Only when unadulterated, untouched,
Does my skin look perfect,
Adorned with the best rouge there is-
Which is, my Self.
Ghazal Nov 2012
In a land where the sun will shine
Softly on our bare skins,
The cool, calm water will flow over
Our feet dipped in-
Sparkling, soothing, tickling,
While we’ll both lazily lie,
Arms spread out, time stretched out,
Truths and worries left behind,
Where the only possible distraction
From each other’s sight could be
That of a butterfly fluttering by,
We'll track, over lilacs and yellows, its flight,
Then suddenly we’ll catch each other’s eyes,
And once again forget the presence of all life,
Just soaking in the profoundness,
Of being side by side.
And my fingers, freed from
All shackles of wrong and right,
Will slowly move over soft, wet grass,
Eliminating whatever distance before us lies,
I’ll touch for a moment, your fingertips,
And I’ll test you, wait for your reaction,
I’ll see it on your smiling lips,
And at last with your heavenly fingers,
Mine will entwine,
To finally fill that love-shaped void in our hearts,
For the union of our souls to never grow apart.

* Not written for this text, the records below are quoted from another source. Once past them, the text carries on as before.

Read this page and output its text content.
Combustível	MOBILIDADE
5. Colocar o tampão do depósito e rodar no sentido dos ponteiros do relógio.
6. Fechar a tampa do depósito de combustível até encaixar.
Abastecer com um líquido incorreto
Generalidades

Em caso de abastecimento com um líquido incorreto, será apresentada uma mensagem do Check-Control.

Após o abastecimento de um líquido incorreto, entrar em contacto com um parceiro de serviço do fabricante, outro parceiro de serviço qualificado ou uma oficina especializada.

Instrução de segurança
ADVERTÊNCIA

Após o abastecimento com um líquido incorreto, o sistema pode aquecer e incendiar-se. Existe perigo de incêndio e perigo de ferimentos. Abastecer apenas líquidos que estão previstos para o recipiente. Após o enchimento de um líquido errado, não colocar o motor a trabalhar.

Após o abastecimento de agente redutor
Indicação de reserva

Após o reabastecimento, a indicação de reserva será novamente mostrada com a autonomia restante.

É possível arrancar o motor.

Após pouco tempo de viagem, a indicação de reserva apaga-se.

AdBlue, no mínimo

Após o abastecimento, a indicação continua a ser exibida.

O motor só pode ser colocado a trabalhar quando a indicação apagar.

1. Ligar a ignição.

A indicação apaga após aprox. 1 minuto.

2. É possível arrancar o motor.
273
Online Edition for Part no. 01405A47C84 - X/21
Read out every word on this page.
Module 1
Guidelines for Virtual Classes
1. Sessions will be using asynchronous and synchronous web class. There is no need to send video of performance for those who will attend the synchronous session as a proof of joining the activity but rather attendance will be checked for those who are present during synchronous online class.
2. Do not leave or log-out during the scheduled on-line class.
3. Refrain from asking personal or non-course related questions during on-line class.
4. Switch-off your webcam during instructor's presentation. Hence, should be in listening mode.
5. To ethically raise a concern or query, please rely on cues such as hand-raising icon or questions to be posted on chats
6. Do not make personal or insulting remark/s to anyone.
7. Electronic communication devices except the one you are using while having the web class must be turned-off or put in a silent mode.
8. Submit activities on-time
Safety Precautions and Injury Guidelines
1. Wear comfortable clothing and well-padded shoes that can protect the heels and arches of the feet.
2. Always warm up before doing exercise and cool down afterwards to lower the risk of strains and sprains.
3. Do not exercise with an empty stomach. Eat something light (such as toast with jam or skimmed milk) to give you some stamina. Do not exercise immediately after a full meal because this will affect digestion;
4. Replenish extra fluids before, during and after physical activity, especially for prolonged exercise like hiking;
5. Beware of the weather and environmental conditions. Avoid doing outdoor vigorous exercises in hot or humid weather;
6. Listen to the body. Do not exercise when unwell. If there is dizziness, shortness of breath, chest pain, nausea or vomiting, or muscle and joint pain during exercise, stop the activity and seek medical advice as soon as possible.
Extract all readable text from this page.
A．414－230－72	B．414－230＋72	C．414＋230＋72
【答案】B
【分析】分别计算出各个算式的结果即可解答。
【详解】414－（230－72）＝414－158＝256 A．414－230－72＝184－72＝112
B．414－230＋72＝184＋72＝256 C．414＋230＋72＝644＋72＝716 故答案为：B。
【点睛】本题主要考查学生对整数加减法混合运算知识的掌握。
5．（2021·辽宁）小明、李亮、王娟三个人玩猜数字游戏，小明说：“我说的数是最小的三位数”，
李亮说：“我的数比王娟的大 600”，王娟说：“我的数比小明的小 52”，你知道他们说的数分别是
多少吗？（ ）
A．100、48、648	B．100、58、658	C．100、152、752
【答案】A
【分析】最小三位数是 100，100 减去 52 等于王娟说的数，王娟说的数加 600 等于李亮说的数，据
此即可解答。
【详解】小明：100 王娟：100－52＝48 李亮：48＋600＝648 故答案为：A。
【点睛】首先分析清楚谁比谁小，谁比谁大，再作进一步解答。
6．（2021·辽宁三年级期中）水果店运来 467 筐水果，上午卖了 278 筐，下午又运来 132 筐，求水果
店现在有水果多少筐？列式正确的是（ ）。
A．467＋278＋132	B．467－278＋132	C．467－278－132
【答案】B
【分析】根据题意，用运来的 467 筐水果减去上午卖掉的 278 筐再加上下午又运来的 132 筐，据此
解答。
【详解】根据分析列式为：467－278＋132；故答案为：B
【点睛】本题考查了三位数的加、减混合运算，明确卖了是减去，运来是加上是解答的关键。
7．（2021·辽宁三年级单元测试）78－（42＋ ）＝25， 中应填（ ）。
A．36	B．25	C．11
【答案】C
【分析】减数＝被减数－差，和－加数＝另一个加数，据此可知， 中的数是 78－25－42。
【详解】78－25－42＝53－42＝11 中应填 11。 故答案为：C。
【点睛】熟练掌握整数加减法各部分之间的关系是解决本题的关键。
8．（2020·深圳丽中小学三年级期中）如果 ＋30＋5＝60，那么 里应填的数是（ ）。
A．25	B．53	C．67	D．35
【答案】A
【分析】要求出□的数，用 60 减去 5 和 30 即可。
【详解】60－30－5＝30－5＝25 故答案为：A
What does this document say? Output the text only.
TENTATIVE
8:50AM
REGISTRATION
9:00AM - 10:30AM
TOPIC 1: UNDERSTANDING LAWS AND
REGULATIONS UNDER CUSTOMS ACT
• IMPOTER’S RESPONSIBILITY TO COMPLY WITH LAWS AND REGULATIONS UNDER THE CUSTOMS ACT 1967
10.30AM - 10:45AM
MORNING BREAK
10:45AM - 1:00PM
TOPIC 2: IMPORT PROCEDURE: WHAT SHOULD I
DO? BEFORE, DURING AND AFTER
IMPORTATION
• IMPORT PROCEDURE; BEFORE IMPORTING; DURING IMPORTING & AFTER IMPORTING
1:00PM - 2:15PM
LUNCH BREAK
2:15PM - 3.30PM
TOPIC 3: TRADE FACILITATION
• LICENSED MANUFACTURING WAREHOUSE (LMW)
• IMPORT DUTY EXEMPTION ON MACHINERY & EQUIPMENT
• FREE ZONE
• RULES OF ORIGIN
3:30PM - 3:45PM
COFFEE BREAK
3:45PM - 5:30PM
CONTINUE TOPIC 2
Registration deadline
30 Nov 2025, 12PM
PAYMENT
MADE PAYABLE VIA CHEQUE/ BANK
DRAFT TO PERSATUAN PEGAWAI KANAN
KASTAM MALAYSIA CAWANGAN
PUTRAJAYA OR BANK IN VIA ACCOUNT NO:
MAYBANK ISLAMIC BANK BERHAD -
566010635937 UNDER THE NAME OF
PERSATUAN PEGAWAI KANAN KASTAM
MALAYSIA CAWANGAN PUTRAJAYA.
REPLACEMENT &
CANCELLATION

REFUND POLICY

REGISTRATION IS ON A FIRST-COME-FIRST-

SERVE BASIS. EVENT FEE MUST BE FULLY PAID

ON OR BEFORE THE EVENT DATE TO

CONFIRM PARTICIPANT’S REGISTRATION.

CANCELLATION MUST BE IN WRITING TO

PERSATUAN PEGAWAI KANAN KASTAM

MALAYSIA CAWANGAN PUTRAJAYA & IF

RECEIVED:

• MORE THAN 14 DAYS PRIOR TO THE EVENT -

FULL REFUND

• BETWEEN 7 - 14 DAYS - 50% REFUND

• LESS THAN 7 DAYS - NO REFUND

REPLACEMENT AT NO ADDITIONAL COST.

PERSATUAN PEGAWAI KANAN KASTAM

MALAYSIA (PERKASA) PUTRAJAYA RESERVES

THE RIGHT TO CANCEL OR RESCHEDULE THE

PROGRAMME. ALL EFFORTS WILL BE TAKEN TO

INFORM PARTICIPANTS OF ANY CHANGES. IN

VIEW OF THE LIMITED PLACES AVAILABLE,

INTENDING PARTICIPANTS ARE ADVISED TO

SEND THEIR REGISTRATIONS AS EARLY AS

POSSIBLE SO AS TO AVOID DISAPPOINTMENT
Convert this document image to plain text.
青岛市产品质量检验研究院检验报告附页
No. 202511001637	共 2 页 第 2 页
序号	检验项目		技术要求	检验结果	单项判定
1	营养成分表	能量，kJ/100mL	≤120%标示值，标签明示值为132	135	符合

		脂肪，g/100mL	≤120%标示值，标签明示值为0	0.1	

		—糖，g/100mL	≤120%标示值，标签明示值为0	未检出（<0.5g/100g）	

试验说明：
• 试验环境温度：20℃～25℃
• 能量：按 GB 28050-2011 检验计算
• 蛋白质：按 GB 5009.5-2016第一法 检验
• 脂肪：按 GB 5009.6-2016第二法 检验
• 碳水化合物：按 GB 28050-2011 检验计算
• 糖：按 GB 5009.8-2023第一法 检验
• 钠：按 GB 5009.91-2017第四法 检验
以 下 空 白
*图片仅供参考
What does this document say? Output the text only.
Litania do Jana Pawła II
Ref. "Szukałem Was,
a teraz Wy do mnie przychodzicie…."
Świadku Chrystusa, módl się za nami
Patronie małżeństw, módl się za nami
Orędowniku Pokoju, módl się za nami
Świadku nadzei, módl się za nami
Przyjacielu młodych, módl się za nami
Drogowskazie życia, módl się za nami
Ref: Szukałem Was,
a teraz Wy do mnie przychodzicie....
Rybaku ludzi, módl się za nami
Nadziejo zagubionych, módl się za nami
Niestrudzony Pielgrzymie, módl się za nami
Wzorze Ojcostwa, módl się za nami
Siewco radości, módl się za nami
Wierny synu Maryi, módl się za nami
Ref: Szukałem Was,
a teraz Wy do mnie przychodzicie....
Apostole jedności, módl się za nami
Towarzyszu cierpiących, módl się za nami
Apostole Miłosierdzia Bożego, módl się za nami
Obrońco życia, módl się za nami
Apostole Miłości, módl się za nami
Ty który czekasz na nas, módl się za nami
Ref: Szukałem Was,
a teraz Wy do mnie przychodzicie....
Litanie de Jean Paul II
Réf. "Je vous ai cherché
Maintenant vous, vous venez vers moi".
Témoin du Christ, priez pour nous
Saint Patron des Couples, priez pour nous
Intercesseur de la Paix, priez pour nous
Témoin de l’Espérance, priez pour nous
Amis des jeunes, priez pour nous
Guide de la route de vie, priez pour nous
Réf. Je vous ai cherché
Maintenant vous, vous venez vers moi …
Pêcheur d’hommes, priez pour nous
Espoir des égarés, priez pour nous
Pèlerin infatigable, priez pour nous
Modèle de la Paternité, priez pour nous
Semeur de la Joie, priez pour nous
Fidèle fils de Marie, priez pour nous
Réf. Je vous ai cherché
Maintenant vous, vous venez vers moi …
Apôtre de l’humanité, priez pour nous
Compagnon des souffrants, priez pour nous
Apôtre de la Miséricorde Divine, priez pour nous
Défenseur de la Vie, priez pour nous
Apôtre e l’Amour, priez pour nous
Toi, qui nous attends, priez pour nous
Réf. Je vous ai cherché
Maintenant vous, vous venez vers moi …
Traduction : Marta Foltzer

Wait for me in that land, my dear,
Wait for me; I’ll meet you there.
Ghazal Oct 2012
He had suddenly spoken that day-
Gaze fixed at the cup of ice cream in his hand,
As his other hand caressed my hair,
In the gentle coolness of October air-
That whenever he saw half-melted, half-scooped out
Strawberry- soft, thick, flowing, pink,
He would always think,
That when a spoon would run over,
Its smoothness to subtly scrape,
How sensuously it would fall like a poem,
In graceful curve, in rhythmic shape.
"And over the cold, ragged edges that remain,
I run my fingers", he said,
"And I get that feeling- you know?-
When you rub your palm against red velvet?
Yes, that!"

I nodded, feigning understanding, but oh!
How there could be poetry in strawberry,
I had not the slightest clue,
Until he smeared some with his fingers,
And slowly kissed it off my lips.
Then, I knew.
Ghazal Oct 2012
The fortress is soundproof no more,
And the voices I had once blocked out,
Are creeping in, seeping in, towering over me,
They accuse me, they shout.

Peaceful silence marred by vengeful shrieks,
Blissful ignorance quelled by demanding questions,
Pristine air darkened by black tears,
And surrounded by all, I stand in the centre.

A spotlight of love-turned-ugly encircles me,
And for the first time, I feel insecure, alone.
I take my hand and place it on my chest,
Trying to feel, in vain, my heart of stone.

Silent  heart.
Pulselessness.
Vacant chest.
Airlessness.

Such a curse- this emotionless machine
that swells up on others’ despair!
The robotic pump that never breaks down,
That’s never needed any healing or repair.

I hear the frantic beats of all the hearts
I stomped upon, nonchalantly broke.
Then, smothered by the darkness of my own being,
I gasp and wheeze, I choke.

When will my veins distend with passion?
When will my heart spout unhindered blood,
And add into my lifeless existence-
Fire and pleasure, pain and love?

I’ll unlock now, these strong iron gates,
And stand outside into the hot, harsh light,
I’ve been huddled up in the dark all my life,
I’ll expose my soul now, to set my wrongs right.

And for the one-
Who’ll unfold, unfurl, enter, penetrate,
And my stony abrasiveness, slowly grate-
I’ll tear open my chest, and silently wait.